About blogging

I seem to be facing a huge writer’s block nowadays. In the last two weeks, more posts have been not written than written. What i mean is that there have been several times when I have started writing something and then abandoned it midway. It’s way too frequent, and it’s bugging.

The pattern is similar each time – I get an idea for a post when I’m not in front of my comp. And get so much enthu for it that I actually figure out then and there how I’m going to express it – the overall structure, the words that I’ll use, the tone – all that . All this in my head. And then, I conveniently forget about it.

A few hours (or even days) later I remember this when I’m in front of the comp. Unfortunately what remains is just the central idea, and not the beautiful structure and words and tones that I had painstakingly created in my head. They are all gone, lost forever. Now, the fact that they existed a while back means that I try to remember them. And this clouds my normal thinking and I’m not able to write properly. I write a few paragraphs and then am literally lost for words. And the project is abandoned – usually for ever.

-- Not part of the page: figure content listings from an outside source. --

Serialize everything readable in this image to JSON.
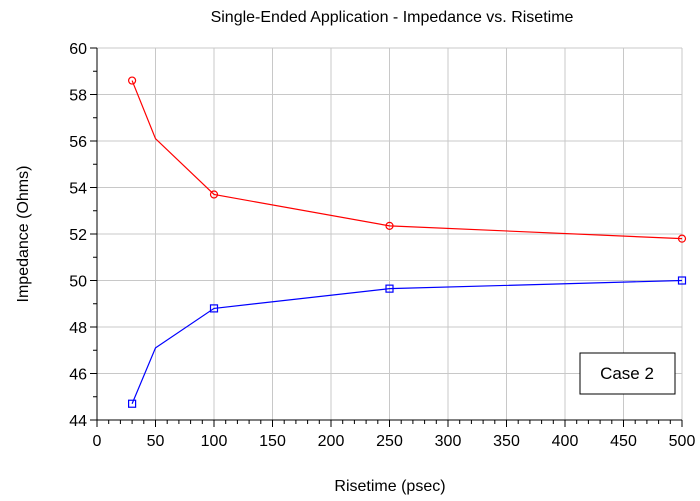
{
  "chart_data": {
    "type": "line",
    "title": "Single-Ended Application - Impedance vs. Risetime",
    "xlabel": "Risetime (psec)",
    "ylabel": "Impedance (Ohms)",
    "xlim": [
      0,
      500
    ],
    "ylim": [
      44,
      60
    ],
    "xticks": [
      0,
      50,
      100,
      150,
      200,
      250,
      300,
      350,
      400,
      450,
      500
    ],
    "yticks": [
      44,
      46,
      48,
      50,
      52,
      54,
      56,
      58,
      60
    ],
    "grid": true,
    "annotation": "Case 2",
    "annotation_position": "bottom-right",
    "colors": {
      "background": "#ffffff",
      "grid": "#c8c8c8",
      "axis": "#000000",
      "series_red": "#ff0000",
      "series_blue": "#0000ff"
    },
    "series": [
      {
        "color": "#ff0000",
        "marker": "circle",
        "x": [
          30,
          50,
          100,
          250,
          500
        ],
        "values": [
          58.6,
          56.1,
          53.7,
          52.35,
          51.8
        ],
        "marker_indices": [
          0,
          2,
          3,
          4
        ]
      },
      {
        "color": "#0000ff",
        "marker": "square",
        "x": [
          30,
          50,
          100,
          250,
          500
        ],
        "values": [
          44.7,
          47.1,
          48.8,
          49.65,
          50.0
        ],
        "marker_indices": [
          0,
          2,
          3,
          4
        ]
      }
    ]
  }
}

I wonder if this has anything to do with the language of blogging. I write in English – which is not my native tongue. I learnt English in school, though I had been taught some basics at home. I have never spoken to my relatives in any language other than Kannada. I must mention here that my English is totally different from my mother’s English, unlike say Kannada where we share a common slang.

The fact that it’s a failure of expression, and not of thoughts, leads me to believe that it might be due to the fact that I write in an “alien” language. And makes me wonder if I should diversify in terms of language. However, it’s easier said than done.

My “mother tongue” is Kannada and as I mentioned earlier, I don’t speak to relatives in any other language. Unfortunately I’ve hardly studied it formally. In my school it was taught between third and eight grades, and was intended at imparting a functional knowledge of the language (living in South Bangalore, you need it right?) rather than enabling formal communication in language.

Then, it has to do with Kannada as a language. The written language is extremely different from the spoken language. And at home, they don’t teach you to write essays. They teach you to read and write, and speak and talk. And you are taught the slang that prevails in your house – what your parents speak. And even if you get a Kannada newspaper at home (like I did till a year back), you don’t really learn the written language.

Coming back, I wonder if I should consciously learn “written kannada” and maybe write in that infrequently – when my English fails me. Of course a large number of you won’t be able to read those posts – but would a translation work? Write in Kannada and then translate to English – but then I might get stuck while translating. Wonder what i should do.

As an aside, today my mother decided that the Deccan Herald takes too long for her to read – so she’s not reading the paper nowadays. Tomorrow onwards, we are stopping the Deccan Herald, and getting the Vijaya Karnataka in its place.